Mr. Frasca is asking if we have developed our recommendations to a point that we can put remedies into action.
Committee will develop and finalize recommendations for the RWPA behavioral health portfolio – these will be folded into the behavioral health directive – and tangible changes will be made to support people with SMI in Ryan White.
The findings – state level of remedies that we are seeking -will take a longer time – and will require us to continue to push agencies to move on these issues – we are proposing a workgroup and asking agencies to commit to collaborating.
We need a better understanding of the regulatory hurdles to integrating care – and where the pressure points are in getting them transformed.
For OMH we want to help to build capacity to provide HIV care, treatment and prevention services.

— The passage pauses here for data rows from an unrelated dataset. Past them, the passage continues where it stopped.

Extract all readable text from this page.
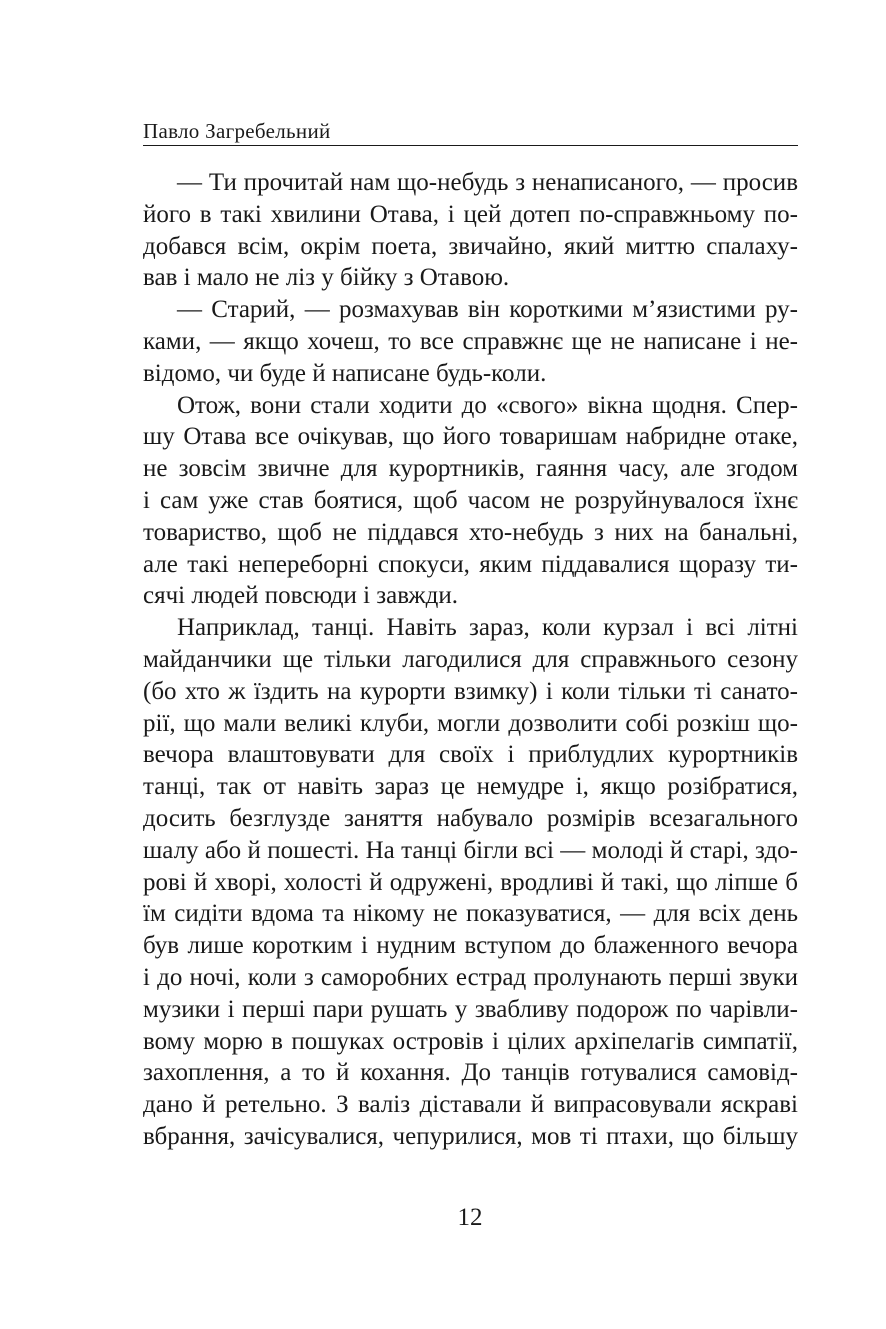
Павло Загребельний
— Ти прочитай нам що-небудь з ненаписаного, — просив
його в такі хвилини Отава, і цей дотеп по-справжньому по-
добався всім, окрім поета, звичайно, який миттю спалаху-
вав і мало не ліз у бійку з Отавою.
— Старий, — розмахував він короткими м’язистими ру-
ками, — якщо хочеш, то все справжнє ще не написане і не-
відомо, чи буде й написане будь-коли.
Отож, вони стали ходити до «свого» вікна щодня. Спер-
шу Отава все очікував, що його товаришам набридне отаке,
не зовсім звичне для курортників, гаяння часу, але згодом
і сам уже став боятися, щоб часом не розруйнувалося їхнє
товариство, щоб не піддався хто-небудь з них на банальні,
але такі непереборні спокуси, яким піддавалися щоразу ти-
сячі людей повсюди і завжди.
Наприклад, танці. Навіть зараз, коли курзал і всі літні
майданчики ще тільки лагодилися для справжнього сезону
(бо хто ж їздить на курорти взимку) і коли тільки ті санато-
рії, що мали великі клуби, могли дозволити собі розкіш що-
вечора влаштовувати для своїх і приблудлих курортників
танці, так от навіть зараз це немудре і, якщо розібратися,
досить безглузде заняття набувало розмірів всезагального
шалу або й пошесті. На танці бігли всі — молоді й старі, здо-
рові й хворі, холості й одружені, вродливі й такі, що ліпше б
їм сидіти вдома та нікому не показуватися, — для всіх день
був лише коротким і нудним вступом до блаженного вечора
і до ночі, коли з саморобних естрад пролунають перші звуки
музики і перші пари рушать у звабливу подорож по чарівли-
вому морю в пошуках островів і цілих архіпелагів симпатії,
захоплення, а то й кохання. До танців готувалися самовід-
дано й ретельно. З валіз діставали й випрасовували яскраві
вбрання, зачісувалися, чепурилися, мов ті птахи, що більшу
12
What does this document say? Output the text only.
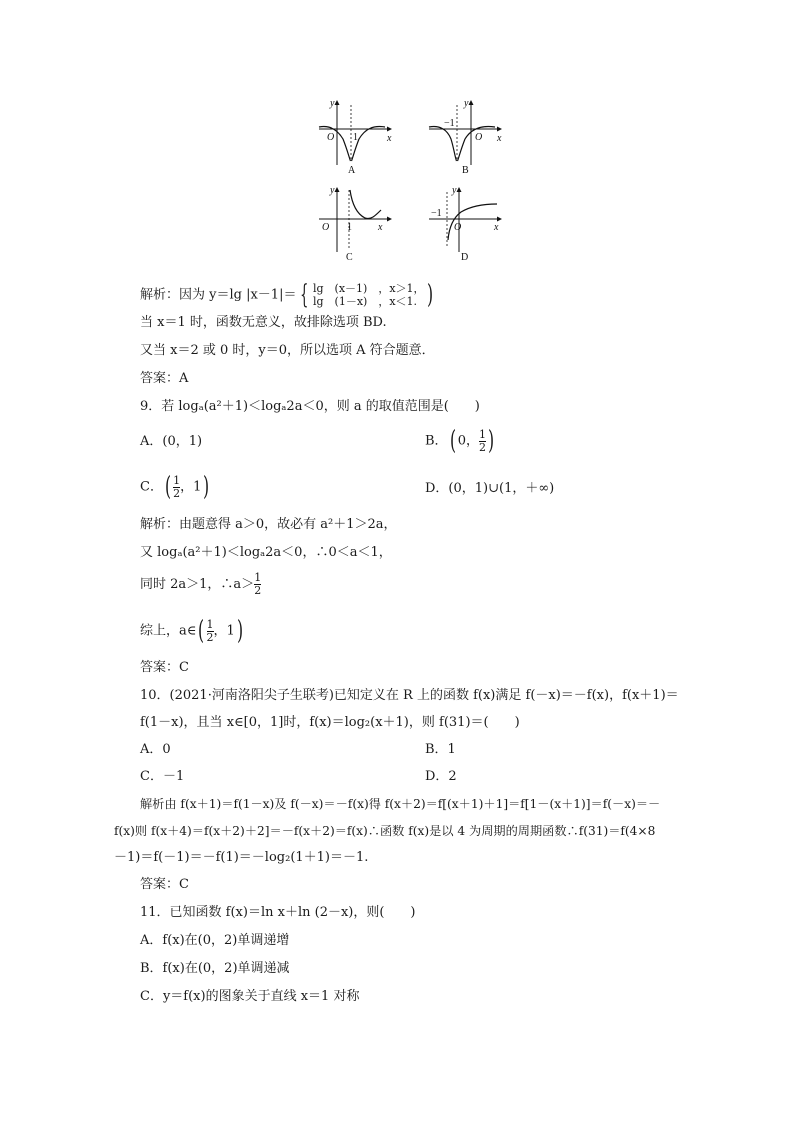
y
x
O 1
A
y
x
O
−1
B
y
x
O 1
C
y
x
O
−1
D
解析：因为 y＝lg |x－1|＝ { lg　(x－1)　，x＞1，
lg　(1－x)　，x＜1. )
当 x＝1 时，函数无意义，故排除选项 BD.
又当 x＝2 或 0 时，y＝0，所以选项 A 符合题意．
答案：A
9．若 logₐ(a²＋1)＜logₐ2a＜0，则 a 的取值范围是(　　)
A．(0，1)	B．( 0， $\frac{1}{2}$ )
C．( $\frac{1}{2}$ ，1)	D．(0，1)∪(1，＋∞)
解析：由题意得 a＞0，故必有 a²＋1＞2a，
又 logₐ(a²＋1)＜logₐ2a＜0，∴0＜a＜1，
同时 2a＞1，∴a＞ $\frac{1}{2}$
综上，a∈( $\frac{1}{2}$ ，1)
答案：C
10．(2021·河南洛阳尖子生联考)已知定义在 R 上的函数 f(x)满足 f(－x)＝－f(x)，f(x＋1)＝
f(1－x)，且当 x∈[0，1]时，f(x)＝log₂(x＋1)，则 f(31)＝(　　)
A．0	B．1
C．－1	D．2
解析由 f(x＋1)＝f(1－x)及 f(－x)＝－f(x)得 f(x＋2)＝f[(x＋1)＋1]＝f[1－(x＋1)]＝f(－x)＝－
f(x)则 f(x＋4)＝f(x＋2)＋2]＝－f(x＋2)＝f(x)∴函数 f(x)是以 4 为周期的周期函数∴f(31)＝f(4×8
－1)＝f(－1)＝－f(1)＝－log₂(1＋1)＝－1.
答案：C
11．已知函数 f(x)＝ln x＋ln (2－x)，则(　　)
A．f(x)在(0，2)单调递增
B．f(x)在(0，2)单调递减
C．y＝f(x)的图象关于直线 x＝1 对称
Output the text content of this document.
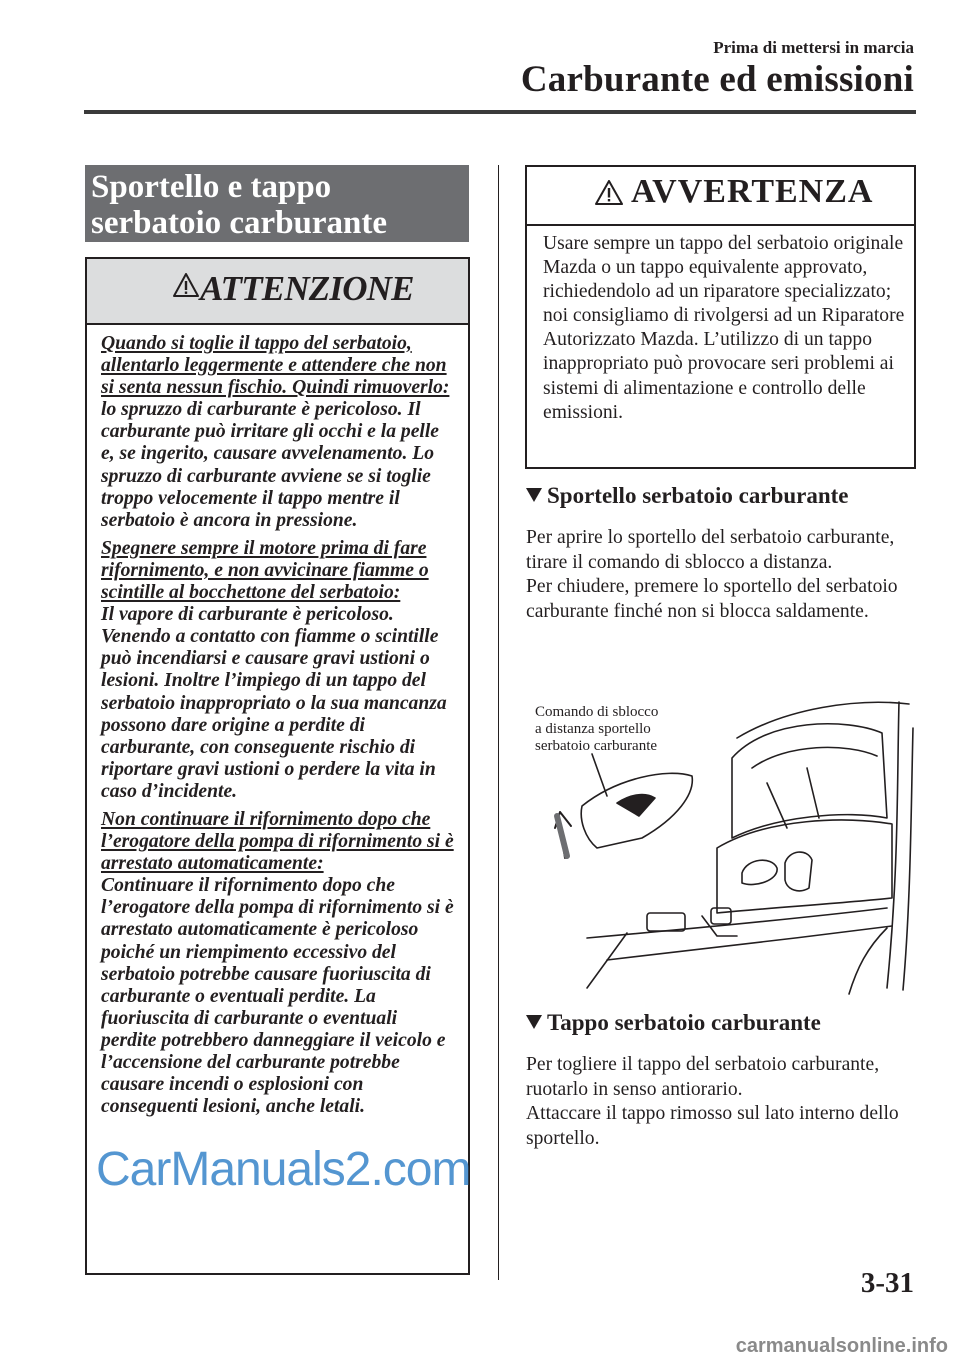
Prima di mettersi in marcia
Carburante ed emissioni
Sportello e tappo serbatoio carburante
ATTENZIONE

Quando si toglie il tappo del serbatoio, allentarlo leggermente e attendere che non si senta nessun fischio. Quindi rimuoverlo:
lo spruzzo di carburante è pericoloso. Il carburante può irritare gli occhi e la pelle e, se ingerito, causare avvelenamento. Lo spruzzo di carburante avviene se si toglie troppo velocemente il tappo mentre il serbatoio è ancora in pressione.

Spegnere sempre il motore prima di fare rifornimento, e non avvicinare fiamme o scintille al bocchettone del serbatoio:
Il vapore di carburante è pericoloso. Venendo a contatto con fiamme o scintille può incendiarsi e causare gravi ustioni o lesioni. Inoltre l’impiego di un tappo del serbatoio inappropriato o la sua mancanza possono dare origine a perdite di carburante, con conseguente rischio di riportare gravi ustioni o perdere la vita in caso d’incidente.

Non continuare il rifornimento dopo che l’erogatore della pompa di rifornimento si è arrestato automaticamente:
Continuare il rifornimento dopo che l’erogatore della pompa di rifornimento si è arrestato automaticamente è pericoloso poiché un riempimento eccessivo del serbatoio potrebbe causare fuoriuscita di carburante o eventuali perdite. La fuoriuscita di carburante o eventuali perdite potrebbero danneggiare il veicolo e l’accensione del carburante potrebbe causare incendi o esplosioni con conseguenti lesioni, anche letali.

AVVERTENZA
Usare sempre un tappo del serbatoio originale Mazda o un tappo equivalente approvato, richiedendolo ad un riparatore specializzato; noi consigliamo di rivolgersi ad un Riparatore Autorizzato Mazda. L’utilizzo di un tappo inappropriato può provocare seri problemi ai sistemi di alimentazione e controllo delle emissioni.
Sportello serbatoio carburante
Per aprire lo sportello del serbatoio carburante, tirare il comando di sblocco a distanza.
Per chiudere, premere lo sportello del serbatoio carburante finché non si blocca saldamente.
Comando di sblocco
a distanza sportello
serbatoio carburante
Tappo serbatoio carburante
Per togliere il tappo del serbatoio carburante, ruotarlo in senso antiorario.
Attaccare il tappo rimosso sul lato interno dello sportello.
CarManuals2.com
3-31
carmanualsonline.info
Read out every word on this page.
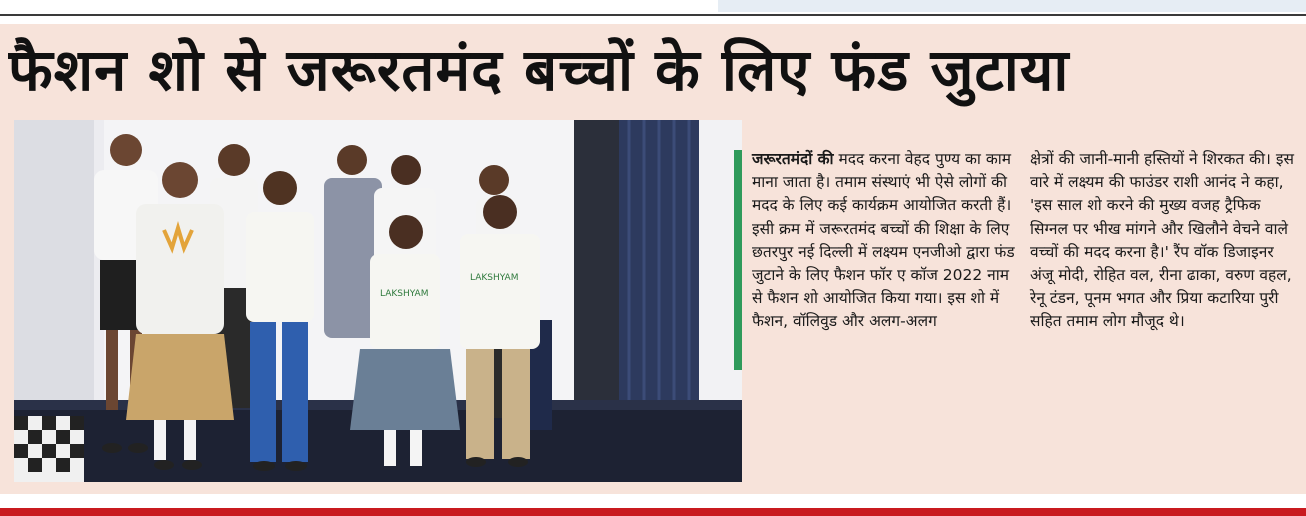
फैशन शो से जरूरतमंद बच्चों के लिए फंड जुटाया
LAKSHYAM
LAKSHYAM

जरूरतमंदों की मदद करना वेहद पुण्य का काम माना जाता है। तमाम संस्थाएं भी ऐसे लोगों की मदद के लिए कई कार्यक्रम आयोजित करती हैं। इसी क्रम में जरूरतमंद बच्चों की शिक्षा के लिए छतरपुर नई दिल्ली में लक्ष्यम एनजीओ द्वारा फंड जुटाने के लिए फैशन फॉर ए कॉज 2022 नाम से फैशन शो आयोजित किया गया। इस शो में फैशन, वॉलिवुड और अलग-अलग

क्षेत्रों की जानी-मानी हस्तियों ने शिरकत की। इस वारे में लक्ष्यम की फाउंडर राशी आनंद ने कहा, 'इस साल शो करने की मुख्य वजह ट्रैफिक सिग्नल पर भीख मांगने और खिलौने वेचने वाले वच्चों की मदद करना है।' रैंप वॉक डिजाइनर अंजू मोदी, रोहित वल, रीना ढाका, वरुण वहल, रेनू टंडन, पूनम भगत और प्रिया कटारिया पुरी सहित तमाम लोग मौजूद थे।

We are also asking for them to better explain PSYCKES.
Will try to find a champion at OHIP. Medicaid data has been less available over the past 3-4 years. Need for mortality data to better understand premature death.
Asking for information on the OASAS OMH integration that is publicly available.
Plans to consolidate peer certification.
Important to understand which regulatory stuck points are on the state vs federal side.
AIDS Institute will provide information on how they will address social determinants of health. How is this specific to PWH with SMI?
Telehealth technology to conduct certification training – using a virtual platform – a lot of current trainings are already online.
Harm reduction was approved, but are many organizations billing for harm reduction.
Someone from OMH’s central office needs to be at the next forum.